Anna está en contacto permanente con Leo, que ahora mismo se encuentra en la ciudad de Leópolis, donde vive con otras seis personas. Es consciente de que no lo verá durante los próximos tres meses, el tiempo que, en principio, está en vigor el decreto militar, pero poco le importa. «Solo deseo que esté vivo, no importa dónde», confiesa. De momento él, como no tiene experiencia militar, «no sabe coger un arma», está dedicado a otras funciones, recogiendo ayuda humanitaria y repartiéndola entre los que la necesitan, aunque sabe que en cualquier momento lo pueden llamar.

Su ciudad ya no existe

Por suerte, Anna y Leo no se encontraban en su casa cuando estalló la guerra. A día de hoy, la ciudad en la que residían en un piso de alquiler, Irpín, ya no existe. Los edificios han quedado reducidos a escombros. Anna llora al pensar que solo tiene lo puesto. Atrás quedaron sus pertenencias, sus recuerdos, su documentación, su dinero... «No tenemos sitio donde volver. Nuestra casa no existe. Solo tengo lo que llevé para pasar dos días», se lamenta.
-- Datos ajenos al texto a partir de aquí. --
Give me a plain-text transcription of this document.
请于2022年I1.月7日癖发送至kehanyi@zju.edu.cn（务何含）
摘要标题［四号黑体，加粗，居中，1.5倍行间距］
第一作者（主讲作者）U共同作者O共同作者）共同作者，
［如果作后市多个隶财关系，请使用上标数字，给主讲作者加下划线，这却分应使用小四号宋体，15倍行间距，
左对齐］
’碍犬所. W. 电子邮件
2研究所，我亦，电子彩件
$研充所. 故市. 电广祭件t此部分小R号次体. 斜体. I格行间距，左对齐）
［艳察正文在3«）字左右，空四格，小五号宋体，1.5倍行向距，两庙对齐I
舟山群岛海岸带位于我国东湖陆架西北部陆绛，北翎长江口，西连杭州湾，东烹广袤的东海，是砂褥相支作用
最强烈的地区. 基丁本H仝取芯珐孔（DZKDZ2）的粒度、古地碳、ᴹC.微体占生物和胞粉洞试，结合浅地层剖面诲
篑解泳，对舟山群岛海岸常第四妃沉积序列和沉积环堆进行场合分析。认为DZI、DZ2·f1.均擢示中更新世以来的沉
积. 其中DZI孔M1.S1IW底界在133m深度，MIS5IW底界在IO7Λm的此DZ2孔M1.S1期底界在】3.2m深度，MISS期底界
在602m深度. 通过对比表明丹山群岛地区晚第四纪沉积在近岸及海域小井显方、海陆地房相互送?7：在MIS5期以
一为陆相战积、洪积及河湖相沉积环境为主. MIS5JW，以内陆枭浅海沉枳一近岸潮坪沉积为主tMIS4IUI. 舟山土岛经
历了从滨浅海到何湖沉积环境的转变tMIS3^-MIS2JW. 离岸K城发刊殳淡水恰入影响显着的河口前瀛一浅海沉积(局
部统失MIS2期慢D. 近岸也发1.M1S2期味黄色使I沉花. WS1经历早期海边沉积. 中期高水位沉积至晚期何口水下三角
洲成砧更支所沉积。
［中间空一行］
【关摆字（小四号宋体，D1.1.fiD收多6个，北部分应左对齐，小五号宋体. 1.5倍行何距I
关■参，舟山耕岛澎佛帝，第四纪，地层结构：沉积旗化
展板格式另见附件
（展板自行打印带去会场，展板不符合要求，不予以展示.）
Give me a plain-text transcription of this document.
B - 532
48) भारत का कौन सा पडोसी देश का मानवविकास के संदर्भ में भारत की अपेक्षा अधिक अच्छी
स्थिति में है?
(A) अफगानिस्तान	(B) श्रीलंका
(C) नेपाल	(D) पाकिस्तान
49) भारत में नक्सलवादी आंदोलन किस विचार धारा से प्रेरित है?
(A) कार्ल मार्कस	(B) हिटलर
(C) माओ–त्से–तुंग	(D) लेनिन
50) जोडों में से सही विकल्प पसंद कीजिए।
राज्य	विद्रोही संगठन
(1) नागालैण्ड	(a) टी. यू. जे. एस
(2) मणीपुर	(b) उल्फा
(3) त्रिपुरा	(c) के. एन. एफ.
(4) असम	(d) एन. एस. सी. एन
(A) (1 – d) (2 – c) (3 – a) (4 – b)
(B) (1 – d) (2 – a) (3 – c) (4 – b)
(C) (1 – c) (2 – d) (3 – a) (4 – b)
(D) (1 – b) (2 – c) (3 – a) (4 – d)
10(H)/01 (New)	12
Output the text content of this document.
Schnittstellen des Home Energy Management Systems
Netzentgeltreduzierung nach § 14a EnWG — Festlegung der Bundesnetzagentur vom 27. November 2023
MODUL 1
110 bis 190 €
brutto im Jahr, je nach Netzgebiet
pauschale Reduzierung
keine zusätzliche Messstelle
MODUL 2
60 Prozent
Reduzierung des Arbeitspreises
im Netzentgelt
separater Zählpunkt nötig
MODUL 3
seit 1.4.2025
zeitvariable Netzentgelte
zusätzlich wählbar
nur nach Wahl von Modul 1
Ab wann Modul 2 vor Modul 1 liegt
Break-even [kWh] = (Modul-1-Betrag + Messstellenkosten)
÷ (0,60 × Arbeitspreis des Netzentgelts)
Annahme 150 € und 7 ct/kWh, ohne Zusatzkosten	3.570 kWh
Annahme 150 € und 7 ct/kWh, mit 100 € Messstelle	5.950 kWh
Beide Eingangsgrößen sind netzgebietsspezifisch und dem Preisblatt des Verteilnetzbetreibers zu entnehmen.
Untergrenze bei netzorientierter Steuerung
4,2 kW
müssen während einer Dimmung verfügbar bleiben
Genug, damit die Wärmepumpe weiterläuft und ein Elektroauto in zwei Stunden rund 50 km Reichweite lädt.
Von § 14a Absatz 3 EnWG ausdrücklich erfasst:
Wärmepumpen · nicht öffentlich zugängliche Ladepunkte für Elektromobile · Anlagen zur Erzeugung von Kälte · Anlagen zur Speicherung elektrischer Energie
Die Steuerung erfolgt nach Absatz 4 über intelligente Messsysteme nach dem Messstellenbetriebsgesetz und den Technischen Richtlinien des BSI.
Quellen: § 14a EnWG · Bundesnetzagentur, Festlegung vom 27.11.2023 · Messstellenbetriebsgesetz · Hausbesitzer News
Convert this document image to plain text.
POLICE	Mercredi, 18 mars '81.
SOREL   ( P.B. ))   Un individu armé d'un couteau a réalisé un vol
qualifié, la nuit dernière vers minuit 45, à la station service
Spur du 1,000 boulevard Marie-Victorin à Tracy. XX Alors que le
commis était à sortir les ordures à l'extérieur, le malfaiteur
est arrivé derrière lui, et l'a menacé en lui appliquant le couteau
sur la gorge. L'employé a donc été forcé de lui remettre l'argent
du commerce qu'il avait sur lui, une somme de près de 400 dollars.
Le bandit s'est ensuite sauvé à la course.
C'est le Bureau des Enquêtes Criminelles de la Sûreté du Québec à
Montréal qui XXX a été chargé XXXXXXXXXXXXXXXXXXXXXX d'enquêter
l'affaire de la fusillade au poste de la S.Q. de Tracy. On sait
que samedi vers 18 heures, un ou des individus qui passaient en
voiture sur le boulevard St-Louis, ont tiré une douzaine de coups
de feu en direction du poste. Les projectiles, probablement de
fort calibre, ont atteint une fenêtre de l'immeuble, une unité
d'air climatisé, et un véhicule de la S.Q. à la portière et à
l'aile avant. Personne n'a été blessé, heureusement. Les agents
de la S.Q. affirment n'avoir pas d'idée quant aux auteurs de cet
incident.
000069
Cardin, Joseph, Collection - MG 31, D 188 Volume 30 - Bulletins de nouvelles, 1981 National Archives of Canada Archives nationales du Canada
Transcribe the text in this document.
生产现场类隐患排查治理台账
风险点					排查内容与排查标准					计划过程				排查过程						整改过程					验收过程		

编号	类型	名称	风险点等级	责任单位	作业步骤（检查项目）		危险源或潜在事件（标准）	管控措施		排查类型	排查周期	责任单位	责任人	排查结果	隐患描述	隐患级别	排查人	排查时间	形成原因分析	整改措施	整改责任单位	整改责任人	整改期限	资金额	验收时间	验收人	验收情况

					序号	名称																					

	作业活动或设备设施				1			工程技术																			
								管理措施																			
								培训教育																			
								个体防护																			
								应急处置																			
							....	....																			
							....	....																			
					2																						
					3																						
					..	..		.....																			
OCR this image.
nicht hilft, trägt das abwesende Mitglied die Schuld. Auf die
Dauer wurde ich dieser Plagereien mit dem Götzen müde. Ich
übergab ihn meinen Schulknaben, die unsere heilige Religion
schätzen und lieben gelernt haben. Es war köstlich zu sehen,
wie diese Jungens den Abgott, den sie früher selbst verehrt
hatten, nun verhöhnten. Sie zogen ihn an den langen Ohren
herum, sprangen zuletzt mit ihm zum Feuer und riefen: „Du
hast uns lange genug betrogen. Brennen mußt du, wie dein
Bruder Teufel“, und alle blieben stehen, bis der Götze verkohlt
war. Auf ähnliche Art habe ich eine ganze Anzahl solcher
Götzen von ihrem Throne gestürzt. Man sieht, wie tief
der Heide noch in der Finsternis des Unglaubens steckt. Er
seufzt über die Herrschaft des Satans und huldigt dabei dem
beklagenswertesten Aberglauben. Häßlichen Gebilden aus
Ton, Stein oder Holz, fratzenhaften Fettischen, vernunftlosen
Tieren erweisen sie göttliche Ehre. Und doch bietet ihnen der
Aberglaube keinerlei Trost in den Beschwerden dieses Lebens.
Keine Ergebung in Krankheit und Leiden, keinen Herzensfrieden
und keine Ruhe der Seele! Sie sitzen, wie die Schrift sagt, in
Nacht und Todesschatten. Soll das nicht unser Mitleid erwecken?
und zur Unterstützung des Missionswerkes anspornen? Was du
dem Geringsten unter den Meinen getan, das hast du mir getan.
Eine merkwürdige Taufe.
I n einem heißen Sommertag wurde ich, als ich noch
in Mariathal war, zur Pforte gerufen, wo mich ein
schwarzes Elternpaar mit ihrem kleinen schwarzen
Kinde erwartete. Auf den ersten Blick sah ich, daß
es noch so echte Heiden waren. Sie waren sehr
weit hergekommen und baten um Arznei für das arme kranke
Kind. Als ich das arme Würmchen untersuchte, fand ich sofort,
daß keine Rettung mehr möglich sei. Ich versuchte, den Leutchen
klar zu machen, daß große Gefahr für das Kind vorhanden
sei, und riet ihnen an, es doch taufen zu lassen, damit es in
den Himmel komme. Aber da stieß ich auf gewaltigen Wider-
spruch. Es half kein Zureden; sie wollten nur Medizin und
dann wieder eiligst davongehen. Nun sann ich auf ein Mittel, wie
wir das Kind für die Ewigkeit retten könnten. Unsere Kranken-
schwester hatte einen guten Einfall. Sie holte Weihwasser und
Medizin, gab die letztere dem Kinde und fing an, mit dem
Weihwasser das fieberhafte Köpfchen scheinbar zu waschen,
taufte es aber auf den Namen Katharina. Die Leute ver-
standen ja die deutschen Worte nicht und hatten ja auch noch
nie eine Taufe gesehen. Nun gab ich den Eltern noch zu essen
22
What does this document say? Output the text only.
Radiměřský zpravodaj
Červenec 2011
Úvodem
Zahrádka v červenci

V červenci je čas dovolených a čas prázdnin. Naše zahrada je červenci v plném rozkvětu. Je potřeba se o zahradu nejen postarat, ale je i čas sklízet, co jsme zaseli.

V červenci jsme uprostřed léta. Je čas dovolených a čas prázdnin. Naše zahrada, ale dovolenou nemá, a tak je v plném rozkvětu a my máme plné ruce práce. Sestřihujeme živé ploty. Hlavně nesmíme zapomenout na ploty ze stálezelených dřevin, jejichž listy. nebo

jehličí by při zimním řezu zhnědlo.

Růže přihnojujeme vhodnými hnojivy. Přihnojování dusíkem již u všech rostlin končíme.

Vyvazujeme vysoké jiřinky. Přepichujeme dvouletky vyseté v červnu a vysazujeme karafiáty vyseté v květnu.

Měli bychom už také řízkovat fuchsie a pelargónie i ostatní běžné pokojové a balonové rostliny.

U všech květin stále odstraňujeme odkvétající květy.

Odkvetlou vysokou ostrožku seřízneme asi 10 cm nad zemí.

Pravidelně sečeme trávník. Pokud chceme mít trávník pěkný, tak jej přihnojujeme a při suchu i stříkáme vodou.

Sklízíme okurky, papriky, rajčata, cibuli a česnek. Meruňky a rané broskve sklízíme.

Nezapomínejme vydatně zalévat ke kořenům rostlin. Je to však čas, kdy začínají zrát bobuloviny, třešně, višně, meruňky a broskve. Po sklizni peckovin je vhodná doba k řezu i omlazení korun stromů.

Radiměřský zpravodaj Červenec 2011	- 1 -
Las bombas caen en edificios residenciales casi por azar. «En el que vive mi madre en Kiev todavía está, pero justo el de al lado, no», explica Anna, de 30 años, que trabajaba en la empresa más importante de telefonía del país, donde era directora de márketing digital y contaba con 20 personas a su cargo. «Hay un compañero del que no tenemos noticias, no tiene conexión desde el día 28, así que entendemos que le ha podido pasar algo. Otra chica de mi equipo está en un barrio de Kiev con un bebé de siete meses y está rodeada de escombros, no tiene ni para comer ni forma de salir de allí, porque la carretera está cortada», cuenta Anna.

«Solo pido que nos ayuden —interrumpe Anna—, que nos den armas, que cierren el espacio aéreo, porque la población civil de Ucrania se ha convertido en un escudo de protección para la Unión Europa. Las mujeres, los niños... están muriendo, y mientras Putin ya está amenazando con armas nucleares».

Antes del 24 de febrero, su vida era normal, tan normal como para irse de escapada un fin de semana sin pensar que estallaría la guerra. «Nadie podía creer que iba a pasar porque somos gente civilizada. Ahora solo deseo que sea una pesadilla».